COURT OF APPEAL AFFIRMS THAT THERE MUST BE A CLEAR PREJUDICE ESTABLISHED IN APPLICATION FOR DISMISSAL ON GROUNDS OF DELAY
In a recent decision of the Court of Appeal (Whelan J., Faherty J. and Allen J.) in the case of Coughlan & Anor. v Stokes & Anor. [2024] IECA 299 (Appeal Number: 2024/112), the Court overturned a judgment of the High Court, which had dismissed the claim of the Plaintiffs for want of prosecution of those proceedings.
Critical to the Court’s finding was that the Third and Fourth Defendants (who had brought the application that the case against them be dismissed) had not shown that they would suffer a clear prejudice on the grounds of delay, if the matter proceeded to trial, even though they had established that there was a clear inordinate and inexcusable delay.
Having taken over the file on behalf of the Plaintiff from a previous office, Pat Mullins and William Hanly of OFX had to deal with the above application to dismiss the case by reason of delay and ultimately, were successful in defeating that application.
Background to proceedings
The proceedings relate to the Plaintiffs’ claim for specific performance of a settlement agreement reached in May 2009. It is the Plaintiffs’ case that the settlement agreement has not been fully complied with.
Though the Plaintiffs did not contest the allegation made against them that the delay in advancing matters was inordinate and inexcusable (during a period when OFX was not acting for the Plaintiff) the main issue in dispute was whether the balance of justice weighed in favour of dismissing the proceedings on the grounds of delay.
For such an order to be made, the central question was whether those who brought the application to dismiss the case would suffer prejudice if the case proceeded.
The applicable test for dismissal on the grounds of delay
As stated in the judgment of the Court of Appeal: “The Core issue in the High Court and on the appeal to this Court was whether the respondents had established that they had been so prejudiced by the appellants’ delay in progressing the proceedings that the balance of justice lay in favour of the action being dismissed.”

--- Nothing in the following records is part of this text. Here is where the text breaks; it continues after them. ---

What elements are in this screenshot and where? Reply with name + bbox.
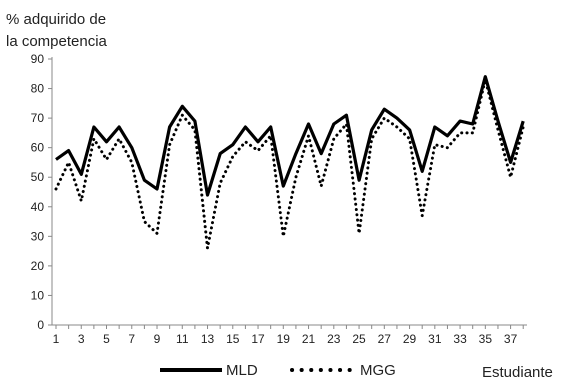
legend-label-mld: MLD bbox=[226, 362, 258, 379]
y-tick-label: 30 bbox=[31, 229, 45, 243]
x-tick-label: 37 bbox=[504, 332, 518, 346]
axes bbox=[51, 57, 527, 326]
legend-label-mgg: MGG bbox=[360, 362, 396, 379]
x-tick-label: 9 bbox=[154, 332, 161, 346]
y-tick-label: 40 bbox=[31, 200, 45, 214]
y-tick-label: 50 bbox=[31, 170, 45, 184]
legend: MLD MGG bbox=[160, 362, 396, 379]
x-tick-label: 21 bbox=[302, 332, 316, 346]
x-axis-label: Estudiante bbox=[482, 364, 553, 381]
y-tick-label: 60 bbox=[31, 141, 45, 155]
y-tick-label: 10 bbox=[31, 288, 45, 302]
x-tick-label: 13 bbox=[201, 332, 215, 346]
x-tick-label: 3 bbox=[78, 332, 85, 346]
y-axis-label-line-1: % adquirido de bbox=[6, 11, 106, 28]
x-tick-label: 27 bbox=[378, 332, 392, 346]
y-tick-label: 90 bbox=[31, 52, 45, 66]
y-ticks: 0 10 20 30 40 50 60 70 80 90 bbox=[31, 52, 52, 332]
x-tick-label: 29 bbox=[403, 332, 417, 346]
y-tick-label: 0 bbox=[37, 318, 44, 332]
y-tick-label: 70 bbox=[31, 111, 45, 125]
series-lines bbox=[54, 75, 525, 250]
x-tick-label: 35 bbox=[479, 332, 493, 346]
x-tick-label: 33 bbox=[453, 332, 467, 346]
x-tick-label: 19 bbox=[277, 332, 291, 346]
x-tick-label: 31 bbox=[428, 332, 442, 346]
x-tick-label: 1 bbox=[53, 332, 60, 346]
x-tick-label: 11 bbox=[176, 332, 189, 346]
x-tick-label: 17 bbox=[251, 332, 265, 346]
y-axis-label-line-2: la competencia bbox=[6, 33, 108, 50]
series-line-mld bbox=[55, 75, 525, 197]
x-tick-label: 7 bbox=[128, 332, 135, 346]
x-tick-label: 15 bbox=[226, 332, 240, 346]
x-tick-label: 23 bbox=[327, 332, 341, 346]
x-ticks: 1 3 5 7 9 11 13 15 17 19 21 23 25 27 29 31 33 35 37 bbox=[53, 325, 524, 346]
x-tick-label: 5 bbox=[103, 332, 110, 346]
y-tick-label: 80 bbox=[31, 82, 45, 96]
y-tick-label: 20 bbox=[31, 259, 45, 273]
series-line-mgg bbox=[54, 78, 525, 250]
x-tick-label: 25 bbox=[352, 332, 366, 346]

The test to be met for an order for a dismissal is the test established in Primor Plc v Stokes Kennedy Crowley [1996] 2.I.R. 459 (The Primor Test) being that:
1. The delay must be inordinate
2. The delay must be inexcusable
3. The balance of justice must lie in favour of dismissing the proceedings
To satisfy the 3rd part of the test, the party bringing the application must demonstrate some prejudice.
Was there prejudice?
The main alleged prejudice relied upon by the Third and Fourth Defendants related to whether they could rely on a previously provided indemnity from another party, who had since entered a Personal Insolvency Arrangement. The Third and Fourth Named Defendants alleged that as a result of the delay in the prosecution of the proceedings and the provider of the indemnity entering into the Personal Insolvency Agreement, they would no longer be able to rely upon the indemnity and, therefore, suffered prejudice.
However, the Third and Fourth Named Defendants did not outline how this Personal Insolvency Arrangement prevented them from recovering any costs or expenses in the Plaintiffs’ claims and thus, this was not accepted by the Court as something that would cause prejudice.
Though the Third and Fourth Named Defendants made an assertion that there was a real risk of an unfair trial if the matter proceeded, they failed to identify how that risk arose.
The Third and Fourth Named Defendants did not, as pointed out in the Court of Appeal Judgment, identify any “specific fair trial prejudice.”
In response, the Plaintiffs highlighted that the Third and Fourth Named Defendants’ ability to defend the claim had not been prejudiced and that even though there had been a passage of time, all potential witnesses were still available to give evidence at the hearing. it was stated that a bald assertion of prejudice does not necessarily mean prejudice. Said prejudice must be clearly demonstrated.
Conclusion
While it is certainly the position that an inordinate and inexcusable delay will not be looked upon favourably, the Court of Appeal’s decision affirms the position that cases will not be dismissed on the grounds of delay without a clear demonstration that the party making the application for dismissing the action has suffered to the extent that their ability to defend the action has been significantly hampered by the delay or, as the Court put it, that they have suffered a “specific fair trial prejudice.”